Gordon also succeeds admirably in depicting the logistical challenges she has surmounted in her fieldwork. She candidly recounts, for example, her need as a graduate student to rely on Rent-a-Wreck cars to reach her field site, her difficulty with sines and cosines as she and her undergraduate assistants tried to map colonies by triangulation, and how Boy Scouts needing a merit-badge project helped her construct the 200 wire-screen traps needed for one study. Early on in the book the author characterizes her fieldwork as "waking up at 4:30 to follow ants around and slowly roast," and by the end of the book one feels keenly how hard she has worked.

Gordon has shown great diligence in presenting her work interestingly. I wish the same could be said for the accuracy of its presentation. The problem of accuracy arises at the outset—the dust jacket blurb. Here the reader is informed that "Ants at Work overturns all standard ideas of insect society hierarchy. Gordon shows that an ant colony operates without any central control" and that the author's "surprising and deceptively simple message that the queen is not in charge represents a fundamental shift in modern biology." This is utter bull sauce. I know of no biologist of ants or other social insects who has ever held the view that an ant colony operates with central control, with the queen in charge. So claiming that decentralized control in ant colonies is a fundamental advance in biology is plainly inaccurate.

Such inaccuracy arises not only on the dust jacket but also in the heart of the book. One example is the way the author repeatedly describes the individual ant as bumbling or not very smart. "It can't make complicated assessments. It probably can't remember anything for very long.

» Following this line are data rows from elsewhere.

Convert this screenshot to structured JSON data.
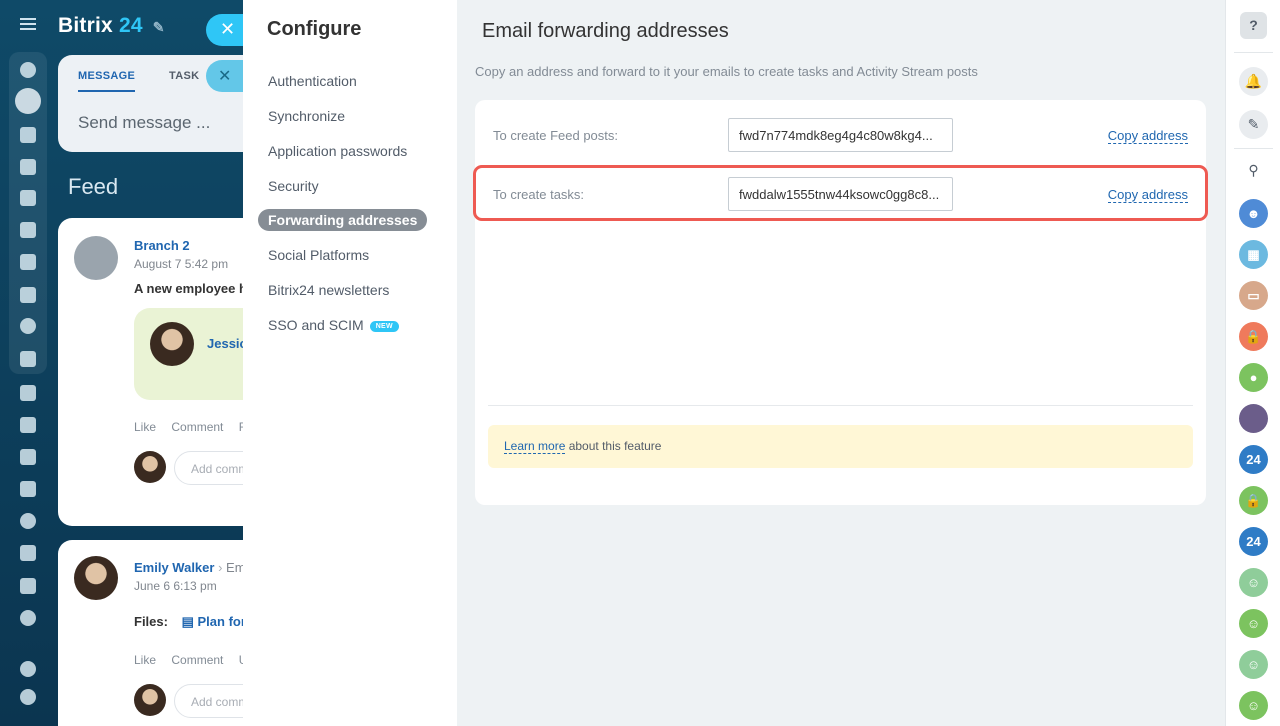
{
  "app": {
    "brand_name": "Bitrix",
    "brand_number": "24"
  },
  "composer": {
    "tabs": [
      "MESSAGE",
      "TASK"
    ],
    "placeholder": "Send message ..."
  },
  "feed": {
    "title": "Feed",
    "posts": [
      {
        "author": "Branch 2",
        "date": "August 7 5:42 pm",
        "text": "A new employee h",
        "mention": "Jessic",
        "actions": [
          "Like",
          "Comment",
          "Fo"
        ],
        "add_comment": "Add comm"
      },
      {
        "author": "Emily Walker",
        "author_suffix": "Em",
        "date": "June 6 6:13 pm",
        "files_label": "Files:",
        "file_name": "Plan for",
        "actions": [
          "Like",
          "Comment",
          "Ur"
        ],
        "add_comment": "Add comm"
      }
    ]
  },
  "configure": {
    "title": "Configure",
    "nav_items": [
      {
        "label": "Authentication"
      },
      {
        "label": "Synchronize"
      },
      {
        "label": "Application passwords"
      },
      {
        "label": "Security"
      },
      {
        "label": "Forwarding addresses"
      },
      {
        "label": "Social Platforms"
      },
      {
        "label": "Bitrix24 newsletters"
      },
      {
        "label": "SSO and SCIM",
        "badge": "NEW"
      }
    ],
    "active_item": "Forwarding addresses"
  },
  "forwarding": {
    "title": "Email forwarding addresses",
    "description": "Copy an address and forward to it your emails to create tasks and Activity Stream posts",
    "rows": [
      {
        "label": "To create Feed posts:",
        "address": "fwd7n774mdk8eg4g4c80w8kg4...",
        "copy_label": "Copy address"
      },
      {
        "label": "To create tasks:",
        "address": "fwddalw1555tnw44ksowc0gg8c8...",
        "copy_label": "Copy address"
      }
    ],
    "note_link": "Learn more",
    "note_text": " about this feature"
  },
  "right_rail": {
    "help_label": "?",
    "badge_24": "24"
  },
  "colors": {
    "accent": "#2fc6f6",
    "link": "#2067b0",
    "highlight_border": "#ee5a52",
    "nav_active_bg": "#868d95",
    "note_bg": "#fff7d6"
  },
  "icons": {
    "close": "close-icon",
    "help": "help-icon",
    "bell": "bell-icon",
    "search": "search-icon"
  }
}
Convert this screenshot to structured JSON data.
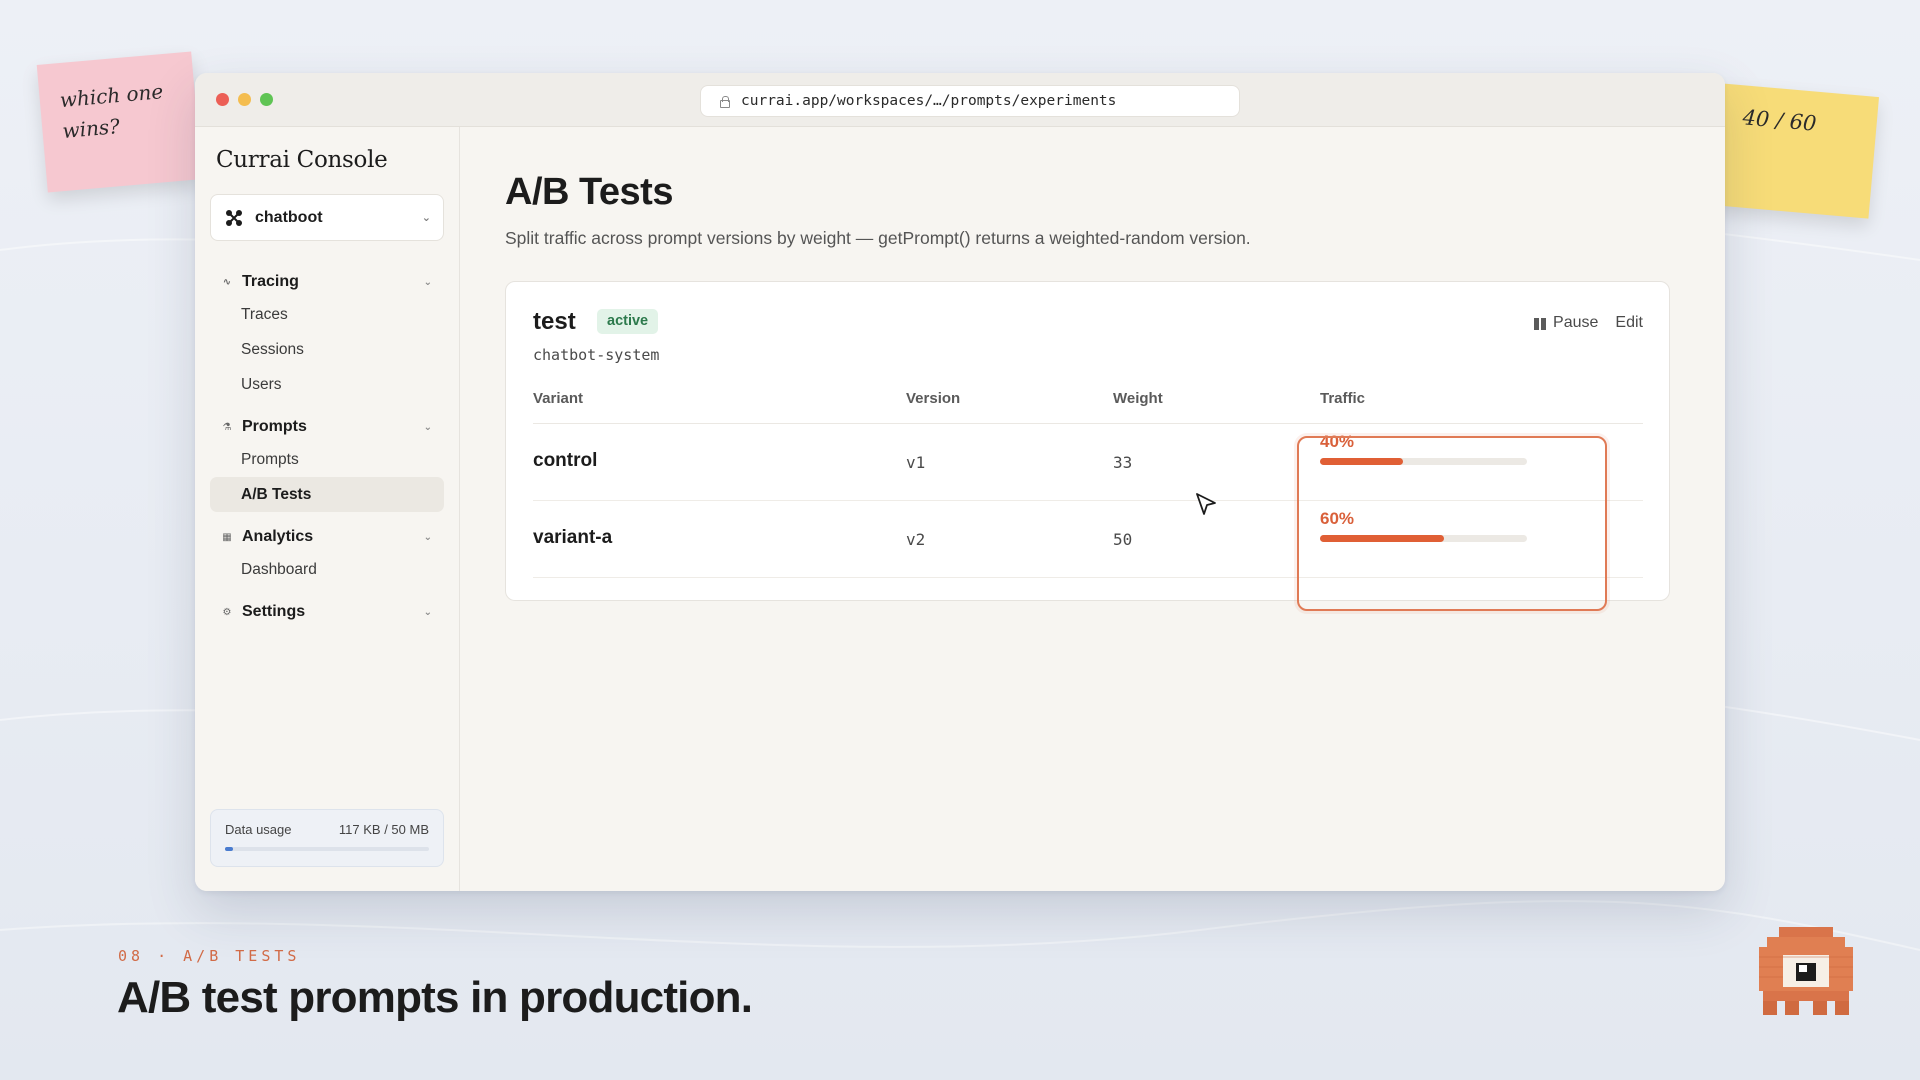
{
  "browser": {
    "url": "currai.app/workspaces/…/prompts/experiments"
  },
  "sidebar": {
    "brand": "Currai Console",
    "project": "chatboot",
    "groups": [
      {
        "label": "Tracing",
        "icon": "activity-icon",
        "items": [
          "Traces",
          "Sessions",
          "Users"
        ]
      },
      {
        "label": "Prompts",
        "icon": "flask-icon",
        "items": [
          "Prompts",
          "A/B Tests"
        ]
      },
      {
        "label": "Analytics",
        "icon": "chart-icon",
        "items": [
          "Dashboard"
        ]
      },
      {
        "label": "Settings",
        "icon": "gear-icon",
        "items": []
      }
    ],
    "active_item": "A/B Tests",
    "usage": {
      "label": "Data usage",
      "value": "117 KB / 50 MB",
      "fraction": 0.0023
    }
  },
  "main": {
    "title": "A/B Tests",
    "subtitle": "Split traffic across prompt versions by weight — getPrompt() returns a weighted-random version.",
    "test": {
      "name": "test",
      "status": "active",
      "prompt": "chatbot-system",
      "actions": {
        "pause": "Pause",
        "edit": "Edit"
      },
      "columns": [
        "Variant",
        "Version",
        "Weight",
        "Traffic"
      ],
      "rows": [
        {
          "variant": "control",
          "version": "v1",
          "weight": "33",
          "traffic": "40%",
          "traffic_pct": 40
        },
        {
          "variant": "variant-a",
          "version": "v2",
          "weight": "50",
          "traffic": "60%",
          "traffic_pct": 60
        }
      ]
    }
  },
  "notes": {
    "pink": [
      "which one",
      "wins?"
    ],
    "yellow": "40 / 60"
  },
  "footer": {
    "eyebrow": "08 · A/B TESTS",
    "title": "A/B test prompts in production."
  },
  "colors": {
    "accent": "#e05f35",
    "badge_bg": "#e2f3e8",
    "badge_text": "#2c7a4c",
    "usage_fill": "#4a7ccf"
  }
}
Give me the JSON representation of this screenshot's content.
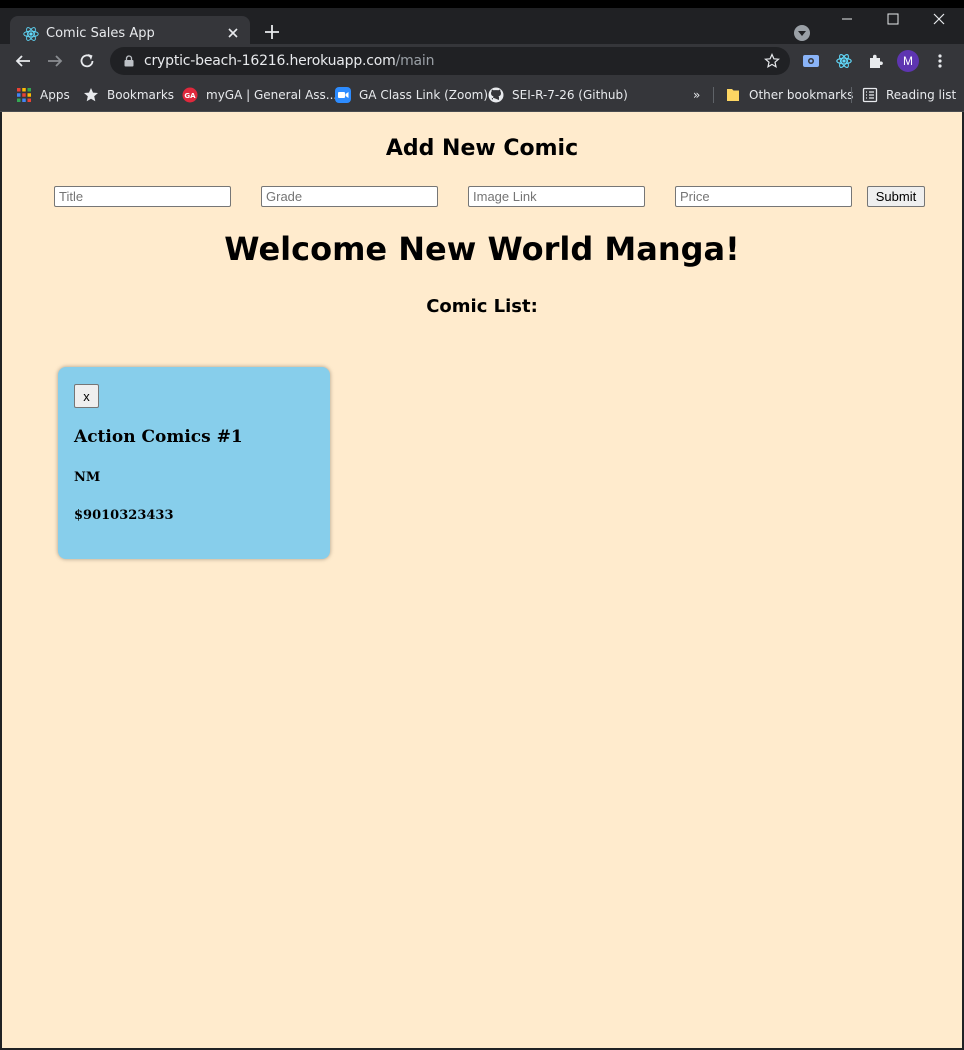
{
  "browser": {
    "tab_title": "Comic Sales App",
    "url_host": "cryptic-beach-16216.herokuapp.com",
    "url_path": "/main",
    "avatar_initial": "M",
    "bookmarks": [
      {
        "label": "Apps",
        "icon": "apps-grid-icon"
      },
      {
        "label": "Bookmarks",
        "icon": "star-icon"
      },
      {
        "label": "myGA | General Ass...",
        "icon": "ga-logo-icon"
      },
      {
        "label": "GA Class Link (Zoom)",
        "icon": "zoom-icon"
      },
      {
        "label": "SEI-R-7-26 (Github)",
        "icon": "github-icon"
      }
    ],
    "bookmarks_overflow": "»",
    "other_bookmarks": "Other bookmarks",
    "reading_list": "Reading list"
  },
  "form": {
    "heading": "Add New Comic",
    "title_placeholder": "Title",
    "grade_placeholder": "Grade",
    "image_placeholder": "Image Link",
    "price_placeholder": "Price",
    "submit_label": "Submit"
  },
  "welcome": "Welcome New World Manga!",
  "list_heading": "Comic List:",
  "comics": [
    {
      "delete_label": "x",
      "title": "Action Comics #1",
      "grade": "NM",
      "price": "$9010323433"
    }
  ],
  "colors": {
    "page_background": "#ffebcd",
    "card_background": "#87ceeb",
    "chrome_dark": "#202124",
    "chrome_toolbar": "#35363a"
  }
}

Its behavior is based on what it perceives in its immediate environment." Such assertions fly in the face of numerous studies that demonstrate that ants and other social insects make complex assessments of their social contexts in deciding how to behave, have long-term memories capable of storing information for weeks or months, and can perform sophisticated feats of path integration, which involve responding to perceptions other than those of the immediate environment. Clearly, the author does not always accurately represent her ants.Ants at Work provides a clear statement of the enduring mystery of how ant colonies work, a vivid depiction of the natural history of one species of harvester ant and an engaging account of how one biologist has pursued her scientific work. It is a truly interesting read. Regrettably, though, it is not a thoroughly accurate one.

A second example of serious inaccuracy is the author's discussion of the concept of caste in social insects. She erects a straw-man definition of caste that she says characterizes earlier work on this topic, most notably the 1978 book by George F. Oster and Edward O. Wilson, Caste and Ecology in the Social Insects. According to Gordon, previous investigators thought each individual worker was specialized on one particular task for its entire life, and they defined a caste as a group of workers permanently specialized on a particular task. Gordon then discusses her work that shows that individual ants often switch tasks (for example, from nest building to food collecting), a phenomenon that, in her view, debunks the concept of caste. The only concept that is debunked here, however, is Gordon's self-created definition of caste. Oster and Wilson fully recognized that social insect workers switch tasks routinely and can even undergo wholesale changes in behavior during their lives. Hence they were careful to define caste as any set of colony members that specialize on particular tasks for prolonged periods of time. Clearly, the author does not always accurately represent the work of other biologists studying ants.